# Call from +217 ???



## Lamplighter (Jul 20, 2010)

Hi

I've received a call this morning on my Etisalat mobile from number +217

I answered, and the caller (female voice, not recognisable to me) said "Hi, Mark?" - correctly identifying my name.

When I replied "yes, speaking", the caller hung up.

There has been no further call, and I cannot find anything relevant about +217 on google.

A bit concerned that they identified my name - any ideas???

Cheers


----------



## jessil (Jun 21, 2009)

Next step you will get an email ... saying my dad is ex minister of some country he was killed .. blah.. blah.. blah... i have soo much money..please help me to transfer the same to your account... 
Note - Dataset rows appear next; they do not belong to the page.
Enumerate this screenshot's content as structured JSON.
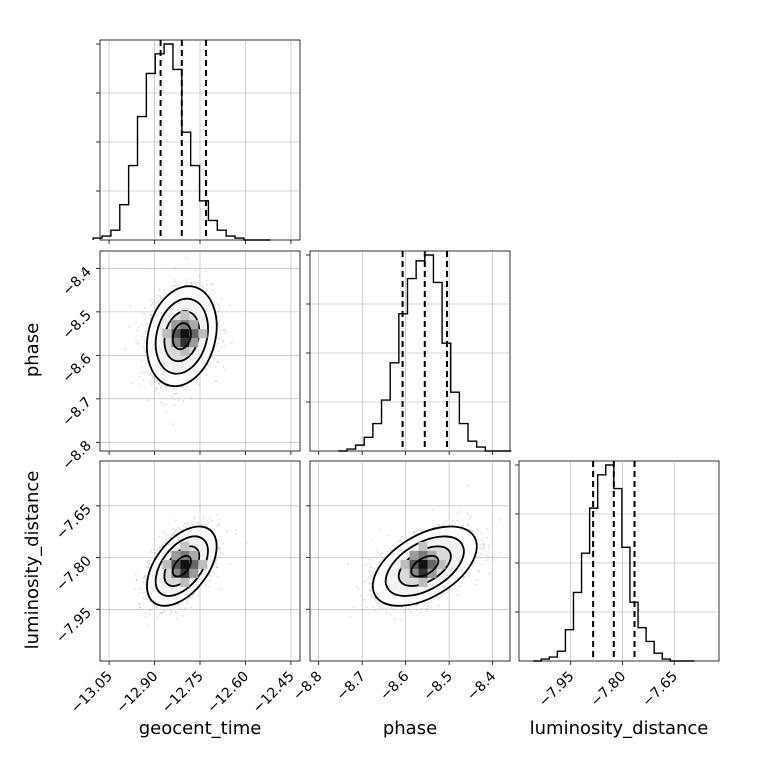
{
  "chart_data": {
    "type": "corner",
    "parameters": [
      "geocent_time",
      "phase",
      "luminosity_distance"
    ],
    "ranges": {
      "geocent_time": [
        -13.08,
        -12.42
      ],
      "phase": [
        -8.82,
        -8.36
      ],
      "luminosity_distance": [
        -8.1,
        -7.52
      ]
    },
    "ticks": {
      "geocent_time": [
        "-13.05",
        "-12.90",
        "-12.75",
        "-12.60",
        "-12.45"
      ],
      "phase": [
        "-8.8",
        "-8.7",
        "-8.6",
        "-8.5",
        "-8.4"
      ],
      "luminosity_distance": [
        "-7.95",
        "-7.80",
        "-7.65"
      ]
    },
    "quantiles": {
      "geocent_time": [
        -12.88,
        -12.81,
        -12.73
      ],
      "phase": [
        -8.607,
        -8.556,
        -8.505
      ],
      "luminosity_distance": [
        -7.885,
        -7.825,
        -7.765
      ]
    },
    "hist_bins": 20,
    "histograms": {
      "geocent_time": [
        0.01,
        0.02,
        0.05,
        0.18,
        0.38,
        0.63,
        0.85,
        0.95,
        1.0,
        0.87,
        0.55,
        0.38,
        0.2,
        0.1,
        0.05,
        0.02,
        0.01,
        0.0,
        0.0,
        0.0
      ],
      "phase": [
        0.0,
        0.01,
        0.03,
        0.07,
        0.14,
        0.26,
        0.45,
        0.7,
        0.88,
        0.97,
        1.0,
        0.86,
        0.55,
        0.3,
        0.14,
        0.05,
        0.02,
        0.0,
        0.0,
        0.0
      ],
      "luminosity_distance": [
        0.0,
        0.01,
        0.02,
        0.05,
        0.16,
        0.35,
        0.55,
        0.78,
        0.95,
        1.0,
        0.88,
        0.58,
        0.3,
        0.17,
        0.1,
        0.04,
        0.01,
        0.0,
        0.0,
        0.0
      ]
    },
    "joint": [
      {
        "x": "geocent_time",
        "y": "phase",
        "center": [
          -12.81,
          -8.556
        ],
        "sigma": [
          0.05,
          0.05
        ],
        "rho": 0.2,
        "peak_cell": [
          -12.8,
          -8.55
        ]
      },
      {
        "x": "geocent_time",
        "y": "luminosity_distance",
        "center": [
          -12.81,
          -7.825
        ],
        "sigma": [
          0.05,
          0.05
        ],
        "rho": 0.5,
        "peak_cell": [
          -12.8,
          -7.82
        ]
      },
      {
        "x": "phase",
        "y": "luminosity_distance",
        "center": [
          -8.556,
          -7.825
        ],
        "sigma": [
          0.052,
          0.05
        ],
        "rho": 0.5,
        "peak_cell": [
          -8.56,
          -7.82
        ]
      }
    ],
    "contour_sigmas": [
      0.5,
      1.0,
      1.5,
      2.0
    ],
    "grid": true,
    "xlabel_labels": [
      "geocent_time",
      "phase",
      "luminosity_distance"
    ],
    "ylabel_labels": [
      "phase",
      "luminosity_distance"
    ],
    "colors": {
      "line": "#000000",
      "grid": "#b0b0b0",
      "points": "#9a9a9a",
      "quantile": "#000000"
    }
  }
}
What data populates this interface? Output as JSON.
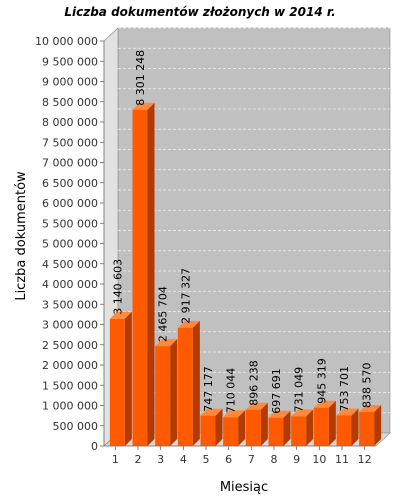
{
  "chart_data": {
    "type": "bar",
    "title": "Liczba dokumentów złożonych w 2014 r.",
    "xlabel": "Miesiąc",
    "ylabel": "Liczba dokumentów",
    "categories": [
      "1",
      "2",
      "3",
      "4",
      "5",
      "6",
      "7",
      "8",
      "9",
      "10",
      "11",
      "12"
    ],
    "values": [
      3140603,
      8301248,
      2465704,
      2917327,
      747177,
      710044,
      896238,
      697691,
      731049,
      945319,
      753701,
      838570
    ],
    "value_labels": [
      "3 140 603",
      "8 301 248",
      "2 465 704",
      "2 917 327",
      "747 177",
      "710 044",
      "896 238",
      "697 691",
      "731 049",
      "945 319",
      "753 701",
      "838 570"
    ],
    "ylim": [
      0,
      10000000
    ],
    "yticks": [
      0,
      500000,
      1000000,
      1500000,
      2000000,
      2500000,
      3000000,
      3500000,
      4000000,
      4500000,
      5000000,
      5500000,
      6000000,
      6500000,
      7000000,
      7500000,
      8000000,
      8500000,
      9000000,
      9500000,
      10000000
    ],
    "ytick_labels": [
      "0",
      "500 000",
      "1 000 000",
      "1 500 000",
      "2 000 000",
      "2 500 000",
      "3 000 000",
      "3 500 000",
      "4 000 000",
      "4 500 000",
      "5 000 000",
      "5 500 000",
      "6 000 000",
      "6 500 000",
      "7 000 000",
      "7 500 000",
      "8 000 000",
      "8 500 000",
      "9 000 000",
      "9 500 000",
      "10 000 000"
    ],
    "grid": true,
    "style": "3d",
    "colors": {
      "bar_front": "#ff5a00",
      "bar_side": "#b33a00",
      "bar_top": "#ff8a3d",
      "plot_back": "#c0c0c0",
      "plot_wall": "#e2e2e2",
      "grid": "#f2f2f2"
    }
  }
}
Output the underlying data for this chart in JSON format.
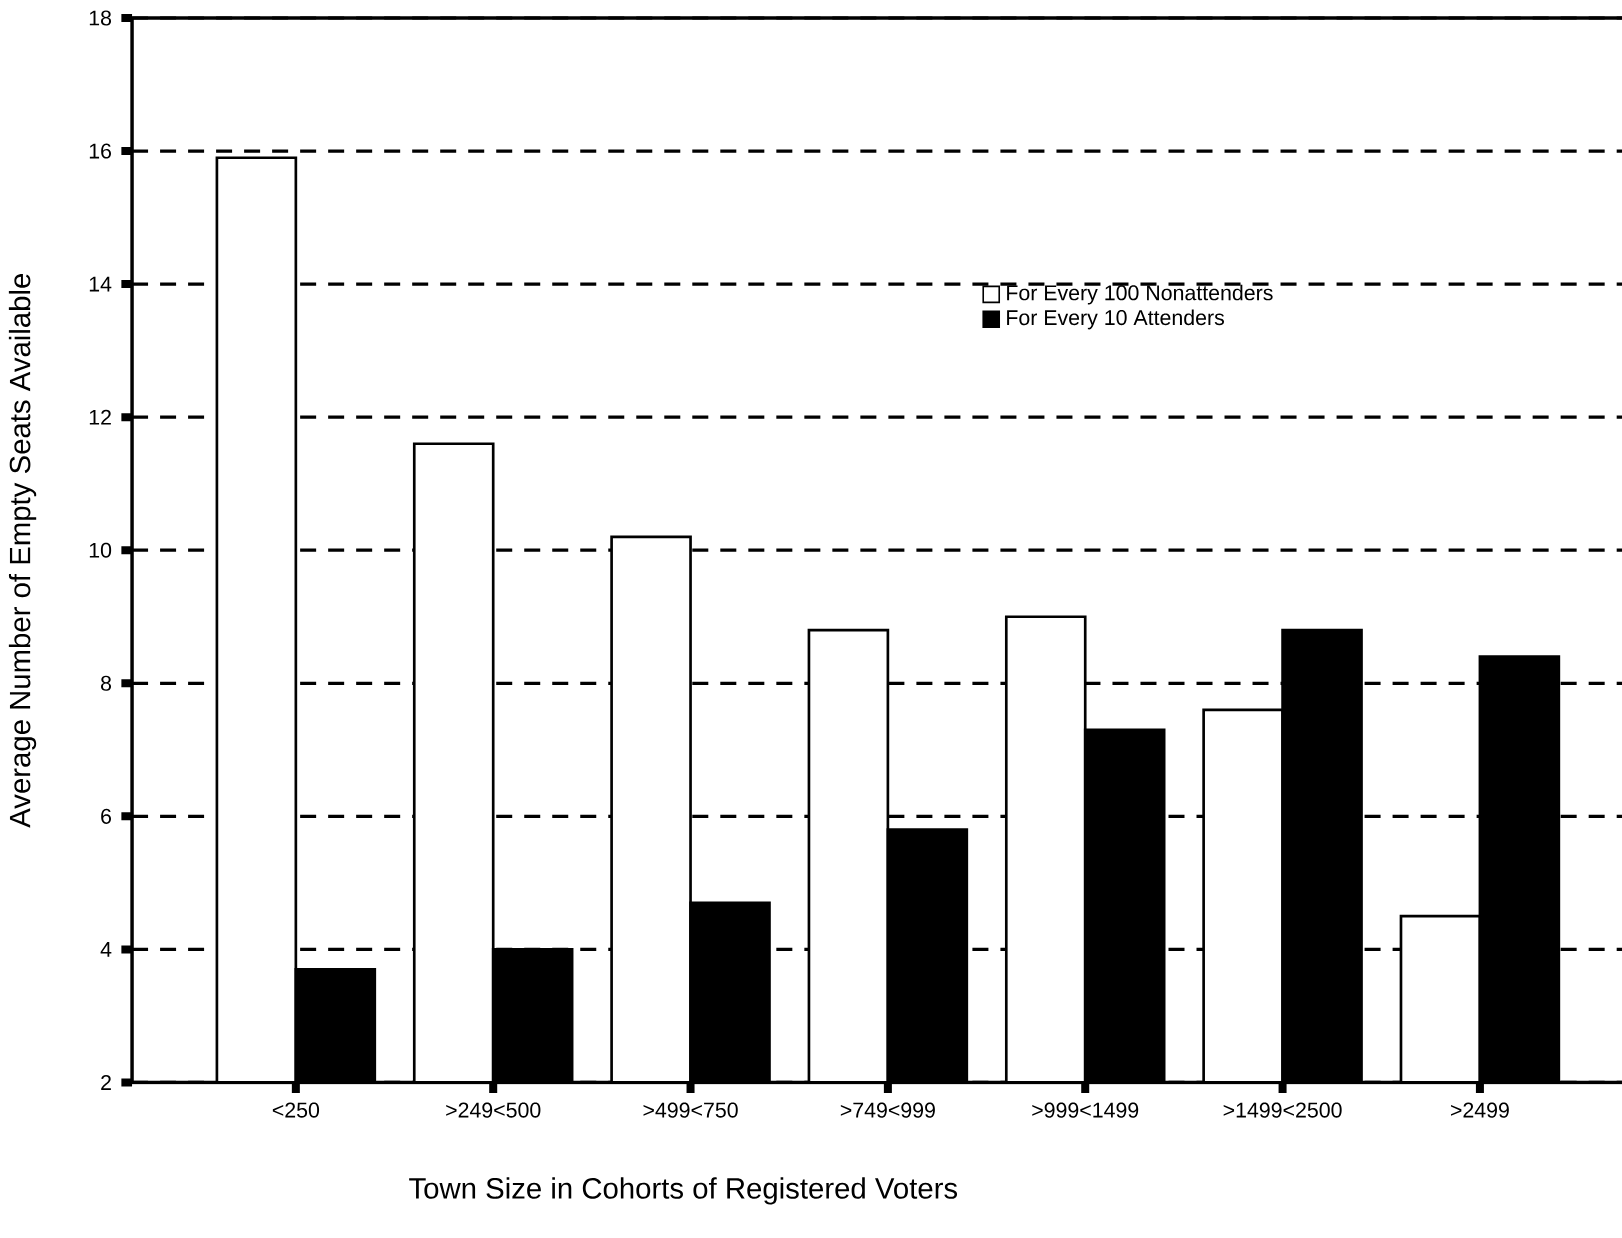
{
  "chart_data": {
    "type": "bar",
    "xlabel": "Town Size in Cohorts of Registered Voters",
    "ylabel": "Average Number of Empty Seats Available",
    "categories": [
      "<250",
      ">249<500",
      ">499<750",
      ">749<999",
      ">999<1499",
      ">1499<2500",
      ">2499"
    ],
    "series": [
      {
        "name": "For Every 100 Nonattenders",
        "color": "#ffffff",
        "values": [
          15.9,
          11.6,
          10.2,
          8.8,
          9.0,
          7.6,
          4.5
        ]
      },
      {
        "name": "For Every 10 Attenders",
        "color": "#000000",
        "values": [
          3.7,
          4.0,
          4.7,
          5.8,
          7.3,
          8.8,
          8.4
        ]
      }
    ],
    "ylim": [
      2,
      18
    ],
    "yticks": [
      2,
      4,
      6,
      8,
      10,
      12,
      14,
      16,
      18
    ],
    "grid": "y",
    "legend": "top right"
  }
}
same thing happened with me also...


----------



## LongLiveDubai (Dec 1, 2011)

I also got a call from +252 number which i did not answer. Since i have also received such calls before but no one ever talks whenever i picked up. Is there a number where these calls can reported to?


----------



## LongLiveDubai (Dec 1, 2011)

I also got a call from a +252 number this morning. Can we not report these any where?


----------



## BedouGirl (Sep 15, 2011)

Both are African numbers (different countries). You could try reporting them to Etisalat, but not sure what they will do about them. I just don't answer numbers I don't know....


----------



## Confiture (Jan 9, 2011)

+252 is Somalia

Maybe it was a pirate radio station?


----------



## Jynxgirl (Nov 27, 2009)

Answer and dont say anything... put the phone down. I try to make them spend as much money as possible on those calls trying to scam people. Serves them right!


----------



## Jumeirah Jim (Jan 24, 2011)

+217 sounds like a south african number

Oh no that's not right as SA is +27

Somewhere in africa though. Maybe you've won the lottery in nigeria?


----------



## BedouGirl (Sep 15, 2011)

All 2s are African.


----------



## Lamplighter (Jul 20, 2010)

Thanks for all responses. I've heard nothing further, so hopefully a non-event.

The number, by the way, was "+217" only, not this as the start of longer number, as an international dialling prefix (country code) would be. That's why I'm not convinced it's an (African) international call. What do these short codes mean?

Cheers,Lamp


----------



## pamela0810 (Apr 5, 2010)

I got those a couple of times but never answered. It did seem odd that only a 3 digit number would be calling.
We once received a call at 1am a few years ago and some lady was screaming verses at the other end and then told us we're going to die and go to hell!


----------